Even against Portugal, it was obvious in the opening stages that Germany was both soft through the middle and extremely vulnerable to counterattacks down the flank. One game later, Ghana would exploit those weaknesses in a way Portugal simply did not. What the Portugal game tells us is how Germany can overcome their flaws: by blowing away their opponents.

Müller's opening goal allowed the Germans to sit deep and play on the counterattack, closing up the space behind their fullbacks, keeping their midfielders closer together and allowing their astonishing array of attacking talent to slice their opposition apart whenever they make a mistake. Although the Germans look for all the world like a possession team, they remain at their best when they can break forward at speed -- all four of their attacking players know exactly how to take advantage of an open defence, and that's how they demolished Portugal.

But when the game is tight, Germany struggle. When they commit players forward, they're vulnerable in midfield and out wide, and they'll have trouble finding a team willing to let them play on the counterattack at 0-0. And that's what happened with Ghana, who replied so fast to Mario Götze's opener that the Germans didn't even have time to switch gears.

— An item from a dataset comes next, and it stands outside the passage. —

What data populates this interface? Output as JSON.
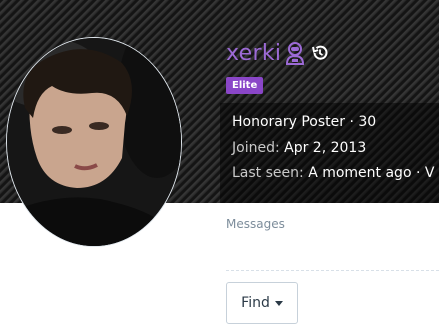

Germany aren't a complete side without their first-choice midfield pairing working effectively, and they're unlikely to be consistently excellent for the rest of the World Cup. We're more likely to see a boom and bust cycle -- when they can use their excellent attack to score an early, unanswered goal, they can snowball it into a rout, and when they can't, they're going to struggle to put in good performances.

That's not the Germany we all wanted to see, but it looks like the Germany we've got. But that might actually make them more fun -- Germany and 'flawed but brilliant attacking side' aren't things that normally go hand in hand, and the novelty of the whole situation is going to make this World Cup that much more enjoyable.